Camp YavnehCamp Yavneh
June 11, 2020

Torah Minute with Rav Yaakov – Beha’alotcha – 5780

Author - Yaakov Komisar

Illuminating Places We Cannot Reach

:בְּהַֽעֲלֹֽתְךָ֙ אֶת־הַנֵּרֹ֔ת אֶל־מוּל֙ פְּנֵ֣י הַמְּנוֹרָ֔ה יָאִ֖ירוּ שִׁבְעַ֥ת הַנֵּרֽוֹת

“When you light the lamps, the seven lamps shall cast their light toward the face of the menorah.”

At the very beginning of this week’s parsha we hear God instruct Aharon, the Kohen Gadol (high priest), regarding lighting the menorah in the Mishkan: “Speak to Aharon and say to him: “Beha’alotcha et ha’nerot — When you light the lamps — the seven lamps shall cast their light toward the face of the menorah.”

Ultimately, this menorah would reside in the Beit Hamikdash, specifically, in the outer chamber of the heichal, the sanctuary. It would be filled with oil each morning, it would be lit each afternoon, and it would burn each night, symbolizing the Divine Light which spread from the Temple to the rest of the world.

While in our parsha it is Aharon, the Kohen Gadol, who is commanded to light the menorah, ultimately it did not have to be a kohen who lit the menorah in the Beit HaMikdash. According to Jewish law any person could perform this mitzvah.
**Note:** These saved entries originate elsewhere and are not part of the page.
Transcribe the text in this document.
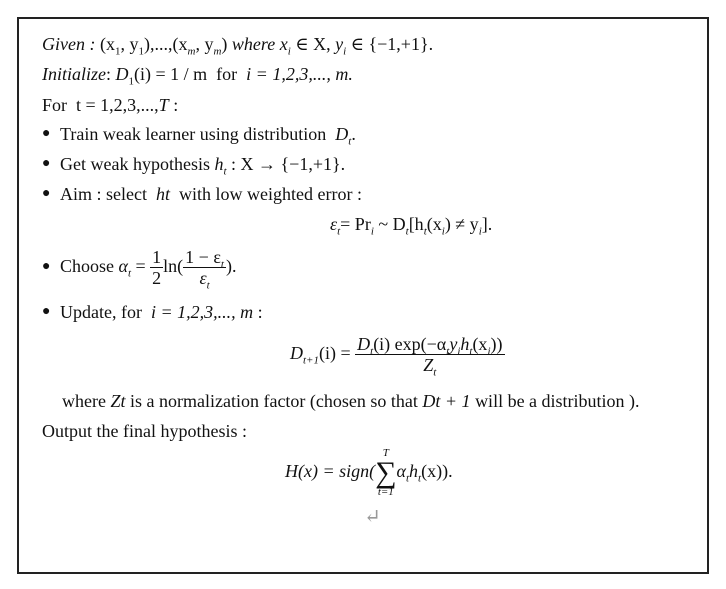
Given : ($x_1$, $y_1),...,(x_m$, $y_m$) where $x_i$ ∈ X, $y_i$ ∈ {−1,+1}.
Initialize: $D_1(i) = 1 / m$ for i = 1,2,3,..., m.
For t = 1,2,3,...,T :
● Train weak learner using distribution $D_t$.
● Get weak hypothesis $h_t$ : X → {−1,+1}.
● Aim : select ht with low weighted error :
$\varepsilon_t= Pr_i$ ~ $D_t[h_t(x_i) \ne y_i]$.
● Choose $\alpha_t = \frac{1}{2} \ln( \frac{1 - \varepsilon_t}{\varepsilon_t}$ ).
● Update, for i = 1,2,3,..., m :
$D_{t+1}(i) = \frac{D_t(i) \exp(-\alpha_ty_ih_t(x_i))}{Z_t}$
where Zt is a normalization factor (chosen so that Dt + 1 will be a distribution ).
Output the final hypothesis :
H(x) = sign(
T
∑
t=1
$\alpha_th_t(x)$).
↵
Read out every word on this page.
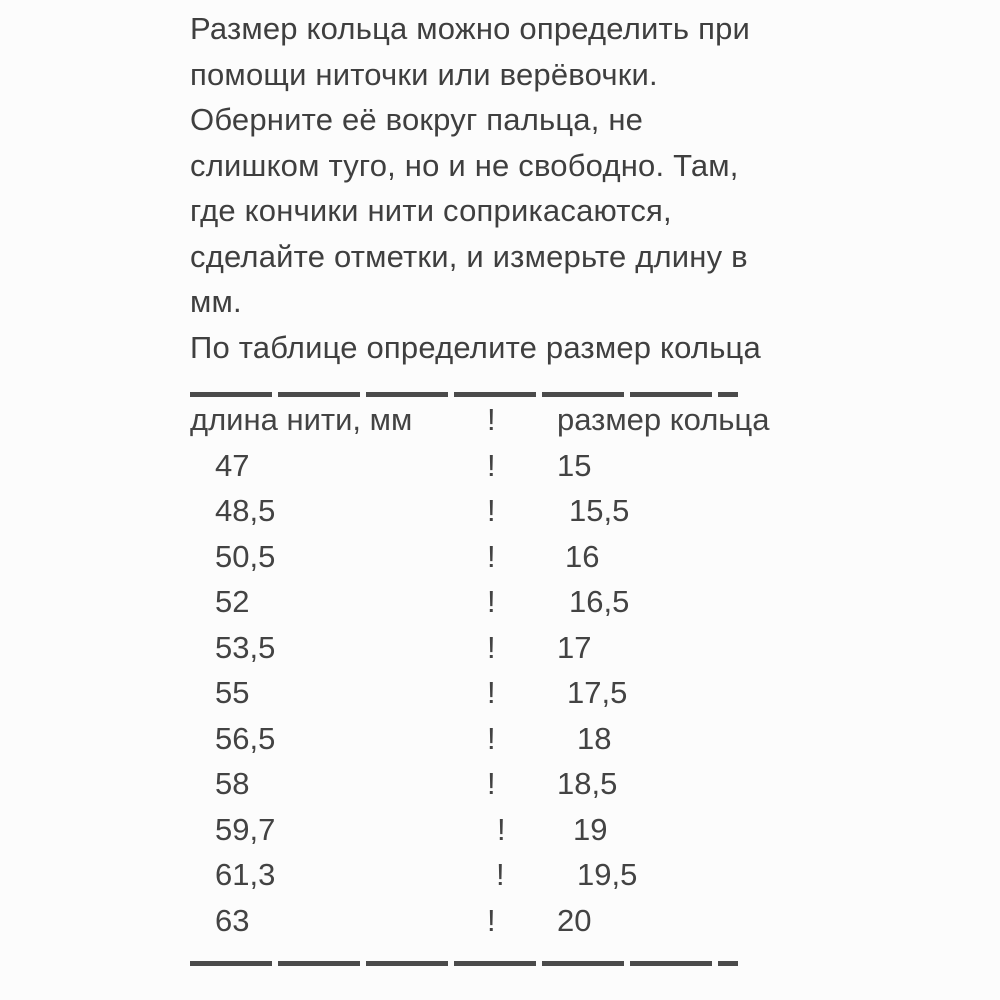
Размер кольца можно определить при

помощи ниточки или верёвочки.

Оберните её вокруг пальца, не

слишком туго, но и не свободно. Там,

где кончики нити соприкасаются,

сделайте отметки, и измерьте длину в

мм.

По таблице определите размер кольца

длина нити, мм	!	размер кольца
47	!	15
48,5	!	15,5
50,5	!	16
52	!	16,5
53,5	!	17
55	!	17,5
56,5	!	18
58	!	18,5
59,7	!	19
61,3	!	19,5
63	!	20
However, the heichal, where the menorah stood, was only accessible to the kohanim.

How are we to understand this paradox? According to halacha, a non-kohen was technically allowed to light the menorah, but that same non-kohen was not allowed into the area of the Beit HaMikdash where the menorah stood. Quite the paradox!

The answer lies in how we light the menorah. Perhaps a kohen could light the menorah with a normal torch. They could walk right into the heichal, step right up to the menorah, and apply the torch, illuminating the world with its spiritual light.

But for the non-kohen, a longer torch is required. Chassidic thought explains that this longer torch is actually the primary lesson in this paradox. 

The lesson of this longer torch is that each of us should aspire to spiritual levels that are beyond our current reach. Of course we shouldn’t delude ourselves. We are not all kohanim, after all, and we are not all allowed into the heichal! But at the same time, we should never stop striving to elevate ourselves spiritually. Even the heichal can be illuminated by anyone who strives to use the longest torch they are able to grasp. Even when we cannot enter the heichal we can still influence it, act upon it, illuminate it.

The lamplighter is a key figure in Judaism – the person who spreads light, knowing that it does not belong to them, while also knowing that sharing the light from their torch does nothing to diminish the light from their own torch. Parshat Beha’alotchah offers the additional lesson that we can spread light even to places that we ourselves cannot reach.

Questions for the Shabbat Table:

  1. What is a way that you have striven to spread light to places that you cannot reach? What is special or unique about the light that you spread as a lamplighter, and how have you gone out of your comfort zone to spread that light?
  2. What is a way that from this Shabbat to next Shabbat, you can attempt to stretch yourself spiritually?